Usedom. „Das passt richtig zu Usedom", freut sich Angela Heidmann und schlendert mit ihrer Schwester Anja über das Museumsgelände der Traktoren- und Schlepperfreunde. An den vielen Pkw, die die Traktorenwelt säumen, sieht man schon von Weitem, dass Usedom reichlich Besuch bekommen hat. Vor allem Männer findet man angesichts der vielen Landmaschinen, die es in der Halle und auf dem Platz zu sehen gibt, in angeregten Gesprächen mit den Gastgebern. Der alte Dreschkasten, der in einer Scheune in Ahlbeck ein lange unbeachtetes Dasein gefristet hat, ist der „Star" des Tages.

„Der ist von Ködel & Böhm“, erklärt Winfried Tietz den Umstehenden und erweist sich als ausgezeichneter Kenner früherer Landarbeit. „Ganz früher hat man das Korn mit dem Dreschflegel aus den Ähren rausgeschlagen.

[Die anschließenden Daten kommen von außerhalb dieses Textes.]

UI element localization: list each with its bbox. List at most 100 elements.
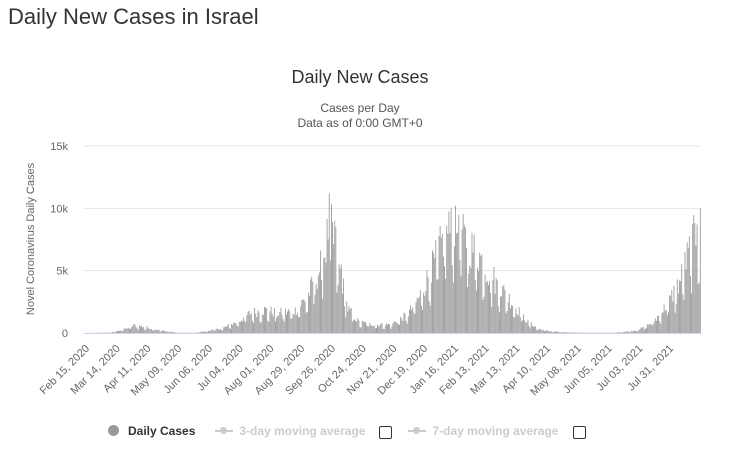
daily-case-bar [497,305,499,333]
daily-case-bar [698,282,700,333]
toggle-7day-checkbox[interactable] [572,426,586,439]
daily-case-bar [214,330,216,333]
daily-case-bar [429,305,431,333]
daily-case-bar [314,294,316,333]
daily-case-bar [226,325,228,333]
legend-item-3day-average[interactable]: 3-day moving average [215,424,365,438]
daily-case-bar [422,309,423,333]
daily-case-bar [537,330,539,333]
daily-case-bar [670,296,672,333]
daily-case-bar [118,331,119,333]
daily-case-bar [674,312,676,333]
daily-case-bar [615,332,617,334]
daily-case-bar [650,323,652,333]
daily-case-bar [424,295,426,333]
daily-case-bar [693,215,695,333]
daily-case-bar [475,290,477,333]
daily-case-bar [662,312,664,333]
daily-case-bar [699,208,701,333]
legend-item-daily-cases[interactable]: Daily Cases [108,424,195,438]
daily-case-bar [205,331,207,333]
daily-case-bar [265,307,267,333]
daily-case-bar [664,310,666,333]
daily-case-bar [227,324,229,333]
daily-case-bar [251,320,253,333]
daily-case-bar [243,317,245,333]
legend-item-7day-average[interactable]: 7-day moving average [408,424,559,438]
daily-case-bar [443,256,444,333]
daily-case-bar [406,323,408,333]
daily-case-bar [295,315,297,333]
daily-case-bar [418,296,420,333]
daily-case-bar [626,331,628,333]
daily-case-bar [334,220,336,333]
daily-case-bar [652,324,654,333]
daily-case-bar [242,321,243,333]
daily-case-bar [240,320,242,333]
daily-case-bar [568,332,570,334]
daily-case-bar [270,306,272,333]
daily-case-bar [687,247,689,333]
toggle-3day-checkbox[interactable] [379,426,393,439]
daily-case-bar [595,332,597,334]
daily-case-bar [389,324,391,333]
daily-case-bar [481,254,483,333]
daily-case-bar [278,315,280,333]
daily-case-bar [696,224,698,333]
daily-case-bar [546,329,548,333]
daily-case-bar [671,290,673,333]
daily-case-bar [359,327,361,333]
daily-case-bar [395,322,397,333]
daily-case-bar [518,307,520,333]
legend-label-3day-average: 3-day moving average [239,423,366,438]
daily-case-bar [627,331,629,333]
daily-case-bar [587,332,589,334]
daily-case-bar [397,324,399,333]
daily-case-bar [666,315,668,333]
daily-case-bar [444,266,445,333]
daily-case-bar [286,314,287,333]
daily-case-bar [382,328,384,333]
daily-case-bar [209,331,211,333]
daily-case-bar [246,315,248,333]
daily-case-bar [122,330,124,333]
daily-case-bar [266,308,268,333]
daily-case-bar [321,280,322,333]
daily-case-bar [350,308,352,333]
daily-case-bar [639,329,641,333]
daily-case-bar [508,293,510,333]
daily-case-bar [283,321,285,333]
daily-case-bar [571,332,573,334]
daily-case-bar [204,331,206,333]
daily-case-bar [391,326,393,333]
daily-case-bar [272,316,274,333]
daily-case-bar [220,329,221,333]
daily-case-bar [433,253,434,333]
daily-case-bar [296,312,298,333]
daily-case-bar [428,301,430,333]
daily-case-bar [649,323,651,333]
daily-case-bar [373,325,375,333]
daily-case-bar [258,312,260,333]
daily-case-bar [377,324,378,333]
daily-case-bar [691,293,692,333]
daily-case-bar [434,257,436,333]
daily-case-bar [121,331,123,333]
daily-case-bar [142,327,144,333]
daily-case-bar [659,321,661,333]
daily-case-bar [378,326,380,333]
daily-case-bar [513,316,515,333]
daily-case-bar [493,266,495,333]
daily-case-bar [544,330,545,333]
daily-case-bar [304,301,306,333]
daily-case-bar [305,312,307,333]
daily-case-bar [343,278,344,333]
daily-case-bar [535,326,537,333]
daily-case-bar [221,330,223,333]
daily-case-bar [494,293,496,333]
daily-case-bar [171,332,173,333]
daily-case-bar [463,225,465,333]
daily-case-bar [133,324,135,333]
daily-case-bar [211,329,213,333]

Mit Hilfe der Dreschkästen wurden die Ähren später dann mechanisch bearbeitet. Sie waren etwa bis Anfang der 1960er Jahre in allen Dörfern zu finden. Wer keinen eigenen Dreschkasten hatte, hat sein Korn zum nächstgelegenen Bauern zum Lohndrusch gebracht."

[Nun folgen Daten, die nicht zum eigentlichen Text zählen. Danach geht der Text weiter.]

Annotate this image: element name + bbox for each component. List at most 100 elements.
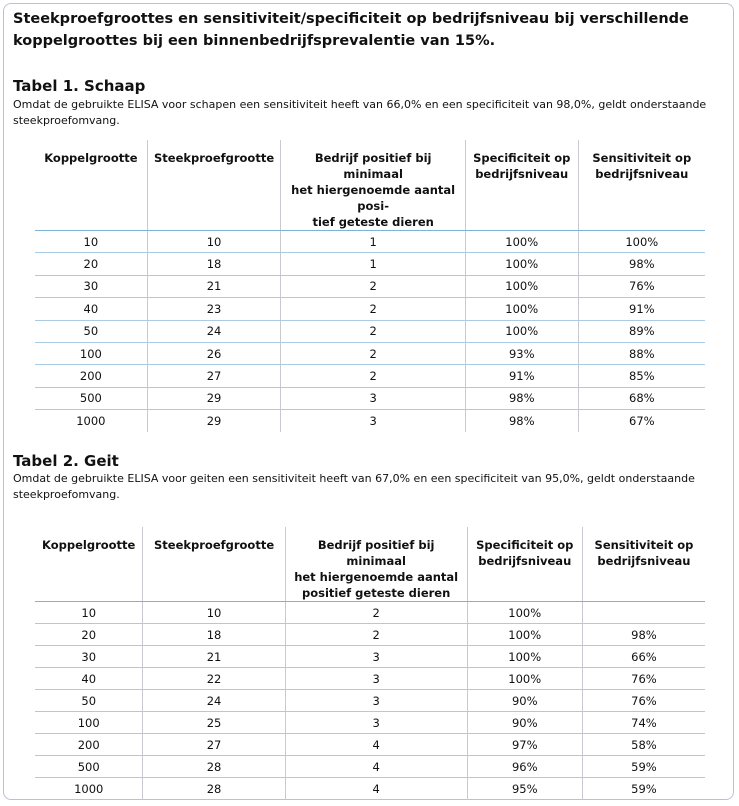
table-cell: 500 <box>35 755 143 778</box>
table-cell: 58% <box>581 733 705 756</box>
column-header: Koppelgrootte <box>35 140 148 231</box>
table-row: 40 22 3 100% 76% <box>35 667 705 690</box>
table-cell: 1000 <box>76 414 106 429</box>
column-header: Steekproefgrootte <box>146 140 281 231</box>
table-cell: 100% <box>464 297 579 321</box>
table-row: 100 26 2 93% 88% <box>35 342 705 366</box>
table-cell: 22 <box>142 667 286 690</box>
header-line: Sensitiviteit op <box>592 151 692 165</box>
header-line: Specificiteit op <box>473 151 571 165</box>
table-row: 20 18 2 100% 98% <box>35 623 705 646</box>
table-cell: 2 <box>280 320 466 343</box>
column-header: Specificiteit op bedrijfsniveau <box>464 140 579 231</box>
header-line: het hiergenoemde aantal <box>294 570 459 584</box>
table-cell: 20 <box>35 623 143 646</box>
column-header: Bedrijf positief bij minimaal het hiergen… <box>284 527 468 602</box>
table-row: 500 29 3 98% 68% <box>35 387 705 411</box>
table-cell: 10 <box>35 230 148 254</box>
table-cell: 2 <box>284 623 468 646</box>
header-line: positief geteste dieren <box>302 586 451 600</box>
table-cell: 98% <box>464 387 579 411</box>
table-cell: 3 <box>284 645 468 668</box>
table-cell: 18 <box>146 252 281 276</box>
column-header: Sensitiviteit op bedrijfsniveau <box>577 140 705 231</box>
table-cell: 2 <box>280 297 466 321</box>
table-cell: 20 <box>35 252 148 276</box>
table-cell: 3 <box>284 711 468 734</box>
table-cell: 93% <box>464 342 579 366</box>
table-cell: 91% <box>464 364 579 388</box>
header-line: Steekproefgrootte <box>153 151 275 165</box>
table-row: 200 27 4 97% 58% <box>35 733 705 756</box>
table-cell: 98% <box>581 623 705 646</box>
table-cell: 2 <box>280 364 466 388</box>
table-cell: 26 <box>146 342 281 366</box>
table-cell: 4 <box>284 755 468 778</box>
table-cell: 40 <box>35 667 143 690</box>
description-line: steekproefomvang. <box>13 488 120 501</box>
data-table: Koppelgrootte Steekproefgrootte Bedrijf po… <box>35 140 705 433</box>
header-line: bedrijfsniveau <box>597 554 691 568</box>
table-cell: 24 <box>146 320 281 343</box>
header-line: Sensitiviteit op <box>594 538 694 552</box>
table-cell: 10 <box>142 601 286 624</box>
table-cell: 500 <box>35 387 148 411</box>
table-row: 10 10 2 100% <box>35 601 705 624</box>
header-row: Koppelgrootte Steekproefgrootte Bedrijf po… <box>35 140 705 231</box>
table-cell: 100% <box>466 623 583 646</box>
table-cell: 1000 <box>74 781 104 796</box>
table-cell: 74% <box>581 711 705 734</box>
table-cell: 68% <box>577 387 705 411</box>
header-line: bedrijfsniveau <box>475 167 569 181</box>
table-cell: 100% <box>466 667 583 690</box>
table-cell: 66% <box>581 645 705 668</box>
table-cell: 59% <box>581 777 705 800</box>
table-cell: 4 <box>284 777 468 800</box>
table-title: Tabel 2. Geit <box>13 452 119 470</box>
table-cell: 98% <box>464 409 579 433</box>
table-cell: 97% <box>466 733 583 756</box>
table-cell: 2 <box>284 601 468 624</box>
table-cell: 30 <box>35 275 148 299</box>
page-title: Steekproefgroottes en sensitiviteit/spec… <box>13 8 689 52</box>
header-line: Specificiteit op <box>476 538 574 552</box>
table-cell: 100% <box>466 601 583 624</box>
table-row: 100 25 3 90% 74% <box>35 711 705 734</box>
table-cell: 29 <box>146 387 281 411</box>
table-cell: 76% <box>581 667 705 690</box>
table-cell: 88% <box>577 342 705 366</box>
table-cell: 27 <box>142 733 286 756</box>
table-row: 50 24 3 90% 76% <box>35 689 705 712</box>
column-header: Bedrijf positief bij minimaal het hiergen… <box>280 140 466 231</box>
title-line: Steekproefgroottes en sensitiviteit/spec… <box>13 11 689 27</box>
title-line: koppelgroottes bij een binnenbedrijfspre… <box>13 33 496 49</box>
table-cell: 200 <box>35 364 148 388</box>
table-row: 1000 28 4 95% 59% <box>35 777 705 800</box>
header-line: bedrijfsniveau <box>595 167 689 181</box>
table-cell: 29 <box>146 409 281 433</box>
table-cell: 100 <box>35 342 148 366</box>
table-cell: 3 <box>284 667 468 690</box>
header-line: bedrijfsniveau <box>478 554 572 568</box>
table-cell: 28 <box>142 777 286 800</box>
table-cell: 23 <box>146 297 281 321</box>
table-cell: 3 <box>284 689 468 712</box>
table-cell: 24 <box>142 689 286 712</box>
table-cell: 91% <box>577 297 705 321</box>
table-row: 30 21 3 100% 66% <box>35 645 705 668</box>
header-line: Steekproefgrootte <box>153 538 275 552</box>
table-cell: 100% <box>464 252 579 276</box>
table-cell: 10 <box>146 230 281 254</box>
table-cell <box>581 601 705 624</box>
table-cell: 85% <box>577 364 705 388</box>
table-cell: 3 <box>280 409 466 433</box>
table-cell: 3 <box>280 387 466 411</box>
header-line: Bedrijf positief bij minimaal <box>314 151 432 181</box>
table-cell: 100% <box>464 230 579 254</box>
table-cell: 21 <box>142 645 286 668</box>
table-cell: 1 <box>280 252 466 276</box>
table-cell: 10 <box>35 601 143 624</box>
table-cell: 100% <box>464 275 579 299</box>
table-row: 50 24 2 100% 89% <box>35 320 705 343</box>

Georg Köhler aus Bansin hat aufmerksam zugehört. Er hat seinen fünfjährigen Enkel Karl dabei. „Ich möchte, dass der Junge weiß, wieviel Arbeit dem fertigen Brot vorausgeht. Auch wenn die Landarbeit heute wesentlich leichter ist, muss man Achtung vor der Leistung haben und daraus ableitend, Lebensmittel zu schätzen wissen.“ Dann zollt er dem gastgebenden Verein ein ausdrückliches Lob: „Ich habe mir vorhin alles genau angesehen. Die Anlage ist sehr gepflegt und für jedermann sehenswert.“ Köhler weiß, wieviel Fleiß erforderlich ist, um das Ganze so ordentlich zu präsentieren. Er hat seinerzeit den landwirtschaftlichen Erlebnisbereich in Mölschow mit aufgebaut.

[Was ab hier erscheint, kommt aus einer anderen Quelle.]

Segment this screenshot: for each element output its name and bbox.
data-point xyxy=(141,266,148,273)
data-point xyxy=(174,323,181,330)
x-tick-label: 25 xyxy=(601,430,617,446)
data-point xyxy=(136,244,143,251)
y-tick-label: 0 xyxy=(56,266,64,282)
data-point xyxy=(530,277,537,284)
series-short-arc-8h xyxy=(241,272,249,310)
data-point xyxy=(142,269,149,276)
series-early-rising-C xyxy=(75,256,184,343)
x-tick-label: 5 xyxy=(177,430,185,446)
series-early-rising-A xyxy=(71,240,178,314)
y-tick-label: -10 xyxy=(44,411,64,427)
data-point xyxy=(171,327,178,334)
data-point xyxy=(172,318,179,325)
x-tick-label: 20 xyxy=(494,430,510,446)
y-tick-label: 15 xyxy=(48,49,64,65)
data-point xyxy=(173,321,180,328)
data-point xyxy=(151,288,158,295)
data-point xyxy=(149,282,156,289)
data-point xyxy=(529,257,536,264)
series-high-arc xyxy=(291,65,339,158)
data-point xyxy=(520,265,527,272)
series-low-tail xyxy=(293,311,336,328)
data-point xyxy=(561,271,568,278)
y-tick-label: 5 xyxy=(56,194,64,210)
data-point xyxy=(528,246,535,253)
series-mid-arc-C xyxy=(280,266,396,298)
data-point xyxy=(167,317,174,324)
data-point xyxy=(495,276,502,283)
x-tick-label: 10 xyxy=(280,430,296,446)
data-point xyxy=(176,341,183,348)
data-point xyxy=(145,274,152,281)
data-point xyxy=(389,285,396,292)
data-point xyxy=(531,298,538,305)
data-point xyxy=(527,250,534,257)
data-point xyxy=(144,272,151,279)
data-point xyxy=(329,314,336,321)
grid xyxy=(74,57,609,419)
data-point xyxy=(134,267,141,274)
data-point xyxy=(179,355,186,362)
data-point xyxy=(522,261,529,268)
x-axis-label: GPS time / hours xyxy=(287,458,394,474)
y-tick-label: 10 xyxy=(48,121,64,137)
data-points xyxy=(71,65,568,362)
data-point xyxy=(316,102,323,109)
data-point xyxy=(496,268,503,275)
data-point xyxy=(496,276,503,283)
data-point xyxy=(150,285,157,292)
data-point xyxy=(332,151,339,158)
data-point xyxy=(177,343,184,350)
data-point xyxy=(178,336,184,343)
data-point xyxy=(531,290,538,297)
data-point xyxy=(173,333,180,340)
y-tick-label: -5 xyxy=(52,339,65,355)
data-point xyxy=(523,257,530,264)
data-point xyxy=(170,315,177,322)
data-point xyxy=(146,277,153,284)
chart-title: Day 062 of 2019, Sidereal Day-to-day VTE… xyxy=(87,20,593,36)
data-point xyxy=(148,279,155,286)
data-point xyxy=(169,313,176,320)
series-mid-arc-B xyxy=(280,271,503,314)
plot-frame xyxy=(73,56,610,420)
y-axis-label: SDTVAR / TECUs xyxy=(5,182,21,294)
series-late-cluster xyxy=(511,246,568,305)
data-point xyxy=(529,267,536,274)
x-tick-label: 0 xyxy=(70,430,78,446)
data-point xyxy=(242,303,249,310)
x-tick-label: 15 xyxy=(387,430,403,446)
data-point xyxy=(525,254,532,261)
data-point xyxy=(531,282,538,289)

Das kleine Kulturprogramm, das von Wolliner Kindern vorgetragen wurde, einige bunte Stände und die Vorführungen des Hundesportvereins, ergänzten das auch kulinarisch gut organisierte Fest, bei dem es sich die Besucher im spätsommerlichen Sonnenschein gut gehen ließen.